When you unpack it all, human beings have more in common with each other than we have separating us. But sometimes it's hard to remember that.
Two weeks ago we took another step toward that commonality. Ontario passed Bill 33, an act to amend the Human Rights Code with respect to gender identity and expression. This would protect transsexual and transgender persons. And I'm overjoyed.
Not only is it wrong to discriminate against trans people, but it's now illegal, a fact that sends a clear message to employers, landlords, restaurant owners and gyms that they can never say, "We don't serve, hire or rent to people like you." It tells the trans community that we are included, that we are valued.
Of course, there are still people who don't get it yet, but we hope to surround them with positive, supportive messages. The issue is, we look different, we sound different. Our body image doesn't always express who we think we are inside, and sometimes people see us as different.
Imagine me on the telephone, for example. I've been refused credit card validation, had trouble activating accounts and dealing with student loans - those at the other end of the line don't believe I'm Susan because of my deep voice. I have to be more patient, but it wears me down.
When I do radio interviews, I listen to my voice and wish I sounded different. I wish had a different body. You never know how people are interpreting your self-presention. But I have to make the best of what I've got; too bad not everyone sees it that way.
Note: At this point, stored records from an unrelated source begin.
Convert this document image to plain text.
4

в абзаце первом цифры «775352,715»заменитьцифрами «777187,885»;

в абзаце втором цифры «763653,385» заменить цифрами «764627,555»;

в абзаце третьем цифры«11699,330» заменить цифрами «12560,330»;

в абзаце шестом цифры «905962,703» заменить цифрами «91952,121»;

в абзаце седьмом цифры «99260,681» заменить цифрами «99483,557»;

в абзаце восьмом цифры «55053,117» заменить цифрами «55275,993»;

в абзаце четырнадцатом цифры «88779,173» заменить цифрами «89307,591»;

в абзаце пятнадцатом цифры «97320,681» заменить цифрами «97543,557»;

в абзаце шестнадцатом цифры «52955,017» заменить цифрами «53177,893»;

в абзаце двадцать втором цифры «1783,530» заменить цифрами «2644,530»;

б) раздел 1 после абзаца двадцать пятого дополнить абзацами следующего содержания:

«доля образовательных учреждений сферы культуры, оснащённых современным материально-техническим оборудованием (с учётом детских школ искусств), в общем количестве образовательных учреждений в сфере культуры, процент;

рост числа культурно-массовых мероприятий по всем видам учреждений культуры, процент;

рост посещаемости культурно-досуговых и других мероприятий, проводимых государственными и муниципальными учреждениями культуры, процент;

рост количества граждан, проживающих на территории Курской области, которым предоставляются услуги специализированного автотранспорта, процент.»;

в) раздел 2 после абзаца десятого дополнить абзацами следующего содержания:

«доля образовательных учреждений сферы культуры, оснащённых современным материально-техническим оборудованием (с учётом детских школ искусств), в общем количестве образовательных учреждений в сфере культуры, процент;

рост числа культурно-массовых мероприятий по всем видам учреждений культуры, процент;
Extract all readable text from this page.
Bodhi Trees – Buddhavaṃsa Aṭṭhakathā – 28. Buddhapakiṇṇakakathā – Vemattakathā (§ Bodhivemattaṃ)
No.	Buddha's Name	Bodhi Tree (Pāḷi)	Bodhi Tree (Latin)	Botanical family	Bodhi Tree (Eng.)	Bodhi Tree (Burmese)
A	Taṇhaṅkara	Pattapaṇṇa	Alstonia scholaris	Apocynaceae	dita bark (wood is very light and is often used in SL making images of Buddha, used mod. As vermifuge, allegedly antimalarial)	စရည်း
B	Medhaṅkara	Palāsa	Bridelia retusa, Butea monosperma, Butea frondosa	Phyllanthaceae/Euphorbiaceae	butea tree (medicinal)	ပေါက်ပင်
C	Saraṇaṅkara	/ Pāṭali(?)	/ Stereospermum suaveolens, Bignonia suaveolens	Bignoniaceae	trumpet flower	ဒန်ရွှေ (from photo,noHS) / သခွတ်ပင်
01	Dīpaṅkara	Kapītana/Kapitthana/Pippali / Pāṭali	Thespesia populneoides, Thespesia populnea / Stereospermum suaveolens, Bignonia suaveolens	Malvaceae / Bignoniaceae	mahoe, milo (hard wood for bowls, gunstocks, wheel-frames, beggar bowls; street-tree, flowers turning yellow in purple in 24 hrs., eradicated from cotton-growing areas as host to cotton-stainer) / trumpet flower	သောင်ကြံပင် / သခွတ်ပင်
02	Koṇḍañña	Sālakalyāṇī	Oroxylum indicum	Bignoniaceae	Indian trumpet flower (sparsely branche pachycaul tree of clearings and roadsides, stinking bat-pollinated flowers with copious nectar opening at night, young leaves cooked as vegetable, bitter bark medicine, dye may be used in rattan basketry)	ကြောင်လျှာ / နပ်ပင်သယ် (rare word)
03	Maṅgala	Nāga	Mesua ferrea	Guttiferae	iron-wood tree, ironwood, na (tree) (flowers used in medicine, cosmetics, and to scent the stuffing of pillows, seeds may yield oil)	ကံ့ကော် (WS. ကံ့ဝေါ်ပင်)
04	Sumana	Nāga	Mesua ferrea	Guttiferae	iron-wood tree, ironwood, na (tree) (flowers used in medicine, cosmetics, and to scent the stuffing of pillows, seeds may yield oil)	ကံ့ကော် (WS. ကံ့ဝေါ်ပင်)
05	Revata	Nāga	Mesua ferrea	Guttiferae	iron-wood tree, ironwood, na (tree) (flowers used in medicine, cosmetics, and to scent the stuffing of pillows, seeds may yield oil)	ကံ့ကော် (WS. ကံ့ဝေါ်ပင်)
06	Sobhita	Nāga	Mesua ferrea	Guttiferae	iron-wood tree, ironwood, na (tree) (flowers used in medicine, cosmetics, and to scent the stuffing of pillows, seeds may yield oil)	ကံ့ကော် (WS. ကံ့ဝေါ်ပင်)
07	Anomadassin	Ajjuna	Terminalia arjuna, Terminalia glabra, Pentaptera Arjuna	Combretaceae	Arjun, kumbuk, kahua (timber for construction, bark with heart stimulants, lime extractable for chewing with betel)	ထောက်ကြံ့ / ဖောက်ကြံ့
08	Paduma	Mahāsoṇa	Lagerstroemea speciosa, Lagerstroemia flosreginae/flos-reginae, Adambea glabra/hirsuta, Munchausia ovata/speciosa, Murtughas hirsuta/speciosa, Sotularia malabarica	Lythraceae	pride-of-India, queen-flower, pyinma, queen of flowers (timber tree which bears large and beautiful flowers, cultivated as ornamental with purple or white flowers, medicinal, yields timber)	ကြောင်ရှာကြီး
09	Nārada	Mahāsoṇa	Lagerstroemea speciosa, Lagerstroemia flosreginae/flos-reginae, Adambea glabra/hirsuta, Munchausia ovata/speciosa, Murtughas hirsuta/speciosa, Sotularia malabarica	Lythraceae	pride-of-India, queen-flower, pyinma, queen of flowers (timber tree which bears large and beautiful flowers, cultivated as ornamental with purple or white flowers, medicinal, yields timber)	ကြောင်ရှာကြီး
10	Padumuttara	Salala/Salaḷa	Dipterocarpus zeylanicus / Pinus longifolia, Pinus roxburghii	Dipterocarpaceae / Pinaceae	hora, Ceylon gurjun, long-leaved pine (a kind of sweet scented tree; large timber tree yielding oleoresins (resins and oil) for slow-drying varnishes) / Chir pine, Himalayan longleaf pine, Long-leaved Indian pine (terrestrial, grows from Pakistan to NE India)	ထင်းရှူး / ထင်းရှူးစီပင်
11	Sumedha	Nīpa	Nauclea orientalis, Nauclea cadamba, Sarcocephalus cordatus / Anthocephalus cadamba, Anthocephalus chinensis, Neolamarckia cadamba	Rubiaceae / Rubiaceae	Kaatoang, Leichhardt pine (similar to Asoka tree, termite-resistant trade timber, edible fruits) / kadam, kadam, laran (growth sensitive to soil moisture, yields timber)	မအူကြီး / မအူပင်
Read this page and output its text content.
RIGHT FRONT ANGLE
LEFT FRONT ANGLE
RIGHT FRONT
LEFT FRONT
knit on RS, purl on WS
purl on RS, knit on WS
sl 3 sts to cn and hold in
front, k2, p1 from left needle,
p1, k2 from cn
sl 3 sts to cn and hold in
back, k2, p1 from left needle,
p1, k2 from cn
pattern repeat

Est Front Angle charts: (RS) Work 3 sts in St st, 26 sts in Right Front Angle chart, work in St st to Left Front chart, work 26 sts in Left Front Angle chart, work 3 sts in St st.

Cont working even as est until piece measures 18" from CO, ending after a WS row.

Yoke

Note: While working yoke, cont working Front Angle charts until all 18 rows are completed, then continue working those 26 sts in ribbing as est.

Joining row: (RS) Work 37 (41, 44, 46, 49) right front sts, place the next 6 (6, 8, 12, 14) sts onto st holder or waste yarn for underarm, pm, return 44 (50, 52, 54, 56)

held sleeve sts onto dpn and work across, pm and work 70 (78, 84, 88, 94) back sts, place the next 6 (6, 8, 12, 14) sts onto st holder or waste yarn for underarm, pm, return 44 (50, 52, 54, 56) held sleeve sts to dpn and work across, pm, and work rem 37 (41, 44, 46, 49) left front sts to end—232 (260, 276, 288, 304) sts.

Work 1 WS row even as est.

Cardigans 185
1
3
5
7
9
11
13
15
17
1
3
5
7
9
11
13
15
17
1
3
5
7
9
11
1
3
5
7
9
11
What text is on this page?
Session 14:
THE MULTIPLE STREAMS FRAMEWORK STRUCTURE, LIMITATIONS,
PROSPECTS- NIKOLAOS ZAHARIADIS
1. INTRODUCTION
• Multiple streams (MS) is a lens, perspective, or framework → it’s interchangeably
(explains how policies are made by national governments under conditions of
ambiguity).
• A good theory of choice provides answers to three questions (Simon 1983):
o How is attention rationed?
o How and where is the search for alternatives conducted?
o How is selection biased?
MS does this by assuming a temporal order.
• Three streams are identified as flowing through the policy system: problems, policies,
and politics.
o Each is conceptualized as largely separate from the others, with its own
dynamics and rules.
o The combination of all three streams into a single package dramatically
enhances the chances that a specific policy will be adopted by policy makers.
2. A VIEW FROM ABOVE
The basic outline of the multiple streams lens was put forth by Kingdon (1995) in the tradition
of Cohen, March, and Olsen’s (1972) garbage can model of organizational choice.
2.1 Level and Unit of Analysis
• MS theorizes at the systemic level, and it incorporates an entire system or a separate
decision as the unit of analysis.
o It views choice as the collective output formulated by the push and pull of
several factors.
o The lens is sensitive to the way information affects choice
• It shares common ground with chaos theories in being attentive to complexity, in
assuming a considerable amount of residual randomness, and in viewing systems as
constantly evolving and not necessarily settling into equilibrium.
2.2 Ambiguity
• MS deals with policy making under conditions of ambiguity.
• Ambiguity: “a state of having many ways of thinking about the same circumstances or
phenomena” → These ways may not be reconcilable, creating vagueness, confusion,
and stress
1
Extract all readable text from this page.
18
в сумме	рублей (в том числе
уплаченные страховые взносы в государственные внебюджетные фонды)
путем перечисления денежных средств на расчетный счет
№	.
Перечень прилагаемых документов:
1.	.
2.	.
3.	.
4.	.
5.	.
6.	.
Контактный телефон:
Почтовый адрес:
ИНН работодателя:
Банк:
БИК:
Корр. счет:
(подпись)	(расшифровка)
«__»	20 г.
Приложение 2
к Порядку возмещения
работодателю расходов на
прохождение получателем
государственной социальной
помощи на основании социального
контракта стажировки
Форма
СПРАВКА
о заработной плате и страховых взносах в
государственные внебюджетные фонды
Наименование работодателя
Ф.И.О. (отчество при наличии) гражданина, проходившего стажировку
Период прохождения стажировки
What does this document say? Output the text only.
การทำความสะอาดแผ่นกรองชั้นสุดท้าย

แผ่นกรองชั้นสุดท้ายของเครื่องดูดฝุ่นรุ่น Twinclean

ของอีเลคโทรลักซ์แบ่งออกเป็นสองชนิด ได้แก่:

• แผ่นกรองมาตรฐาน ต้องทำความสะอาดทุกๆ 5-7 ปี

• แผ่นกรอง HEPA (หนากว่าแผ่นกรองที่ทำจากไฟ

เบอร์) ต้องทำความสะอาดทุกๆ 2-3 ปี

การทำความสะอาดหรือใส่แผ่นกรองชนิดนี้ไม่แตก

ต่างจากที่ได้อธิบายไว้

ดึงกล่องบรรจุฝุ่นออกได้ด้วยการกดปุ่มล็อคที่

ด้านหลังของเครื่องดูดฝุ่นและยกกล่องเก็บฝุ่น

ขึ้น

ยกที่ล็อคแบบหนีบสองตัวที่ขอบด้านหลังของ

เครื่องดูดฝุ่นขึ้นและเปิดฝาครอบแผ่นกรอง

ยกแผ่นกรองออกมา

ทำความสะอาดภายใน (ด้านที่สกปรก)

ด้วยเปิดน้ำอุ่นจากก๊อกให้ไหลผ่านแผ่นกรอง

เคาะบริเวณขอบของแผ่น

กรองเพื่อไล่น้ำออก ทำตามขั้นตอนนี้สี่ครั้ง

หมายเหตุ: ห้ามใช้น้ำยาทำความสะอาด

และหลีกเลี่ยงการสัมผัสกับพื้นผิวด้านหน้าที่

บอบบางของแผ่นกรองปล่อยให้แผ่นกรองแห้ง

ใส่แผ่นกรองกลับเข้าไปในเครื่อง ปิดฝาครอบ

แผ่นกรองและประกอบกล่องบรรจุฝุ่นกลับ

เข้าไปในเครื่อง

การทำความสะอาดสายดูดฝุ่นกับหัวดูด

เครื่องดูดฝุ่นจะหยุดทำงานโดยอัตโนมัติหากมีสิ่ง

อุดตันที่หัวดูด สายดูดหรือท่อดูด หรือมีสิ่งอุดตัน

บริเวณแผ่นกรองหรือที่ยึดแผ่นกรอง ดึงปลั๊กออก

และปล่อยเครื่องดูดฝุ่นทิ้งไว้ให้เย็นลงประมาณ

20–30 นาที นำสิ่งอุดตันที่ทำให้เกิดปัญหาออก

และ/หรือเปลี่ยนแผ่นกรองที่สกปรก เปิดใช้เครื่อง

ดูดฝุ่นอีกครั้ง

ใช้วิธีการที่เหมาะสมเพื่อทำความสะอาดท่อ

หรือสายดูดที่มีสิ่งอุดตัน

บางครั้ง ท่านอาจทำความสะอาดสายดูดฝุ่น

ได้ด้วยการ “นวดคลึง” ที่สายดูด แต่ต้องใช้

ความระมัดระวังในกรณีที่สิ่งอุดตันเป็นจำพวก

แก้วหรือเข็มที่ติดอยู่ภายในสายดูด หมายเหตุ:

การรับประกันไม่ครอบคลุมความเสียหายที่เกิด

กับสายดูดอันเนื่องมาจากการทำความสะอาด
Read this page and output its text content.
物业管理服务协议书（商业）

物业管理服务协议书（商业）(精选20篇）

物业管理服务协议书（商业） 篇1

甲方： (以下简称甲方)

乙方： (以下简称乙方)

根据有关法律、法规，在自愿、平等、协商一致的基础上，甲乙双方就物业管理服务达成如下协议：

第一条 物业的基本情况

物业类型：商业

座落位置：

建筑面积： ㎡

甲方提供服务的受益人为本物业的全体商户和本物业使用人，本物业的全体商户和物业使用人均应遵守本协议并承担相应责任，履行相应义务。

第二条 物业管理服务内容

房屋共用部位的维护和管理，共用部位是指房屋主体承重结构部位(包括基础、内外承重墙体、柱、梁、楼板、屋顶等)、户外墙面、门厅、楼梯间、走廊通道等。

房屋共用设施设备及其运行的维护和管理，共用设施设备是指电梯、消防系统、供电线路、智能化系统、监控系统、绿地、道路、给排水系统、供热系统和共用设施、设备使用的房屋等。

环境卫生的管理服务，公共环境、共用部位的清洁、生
Still, I'm one of the lucky ones. There's a high rate of attempted suicide in our community, 70 to 80 per cent, and it's a miracle that many of us even grow up. Some don't make it; others end up in mental institutions or the justice system.
That's where the Human Rights Code amendment comes in. I was in the Eaton Centre last week, standing in a long lineup in the women's washroom. People sometimes look at me like I didn't belong there; it's a common experience. And I said to myself, "The state says I belong here."' It's a subliminal message: the Ontario Legislature says indeed I do deserve to be in this washroom or anywhere else for that matter. That's a powerful feeling.
Everyone has a difficult story, and because we had some losses in the community, among them a high-profile organizer who came from near the street and struggled, I think maybe I need to be a little more honest about my own background and history.
So here it is: I was a lost soul. As a child in a military family that moved around a lot, I felt a sense of loss and detachment. I ran away from home when I was a teen, was homeless for 10 years and had an alcohol problem. I really checked out. It was very hard for me to come to terms with who I was. I felt ashamed, I felt guilty, and it took me until middle age to come to terms with being my authentic self.
Fifteen years ago I got off the street with the support of the Parkdale Community Centre, received the Courage To Come Back Award from the Centre for Addiction and Mental Health and studied public policy and adminisration at York U.
Watching people who come out later in life and who have had traumatic experiences gives me humility and makes me realize we are all kids just trying to get through life. The more I live, the more oppression I observe and injustice I experience, the more I want to help make the neighbourhood a little more caring. The message I'm sending to trans people, and to all who experience hardship, is that there is hope. Sometimes things get better.
To celebrate the passage of Bill 33, I made a rare visit to the Metropolitan Community Church. It was Father's Day, and because my relationship with my father was so very, very negative, I was feeling mixed emotions, vacillating between joy and sadness.
When I went for the benediction, the person officiating told me: "You are blessed and you are loved." Wow, I thought, I'm blessed and loved. And thanks to the Ontario Legislature, I'm protected.
Susan Gapka is an organizer with the Trans Lobby Group, a housing activist and a former candidate for city council.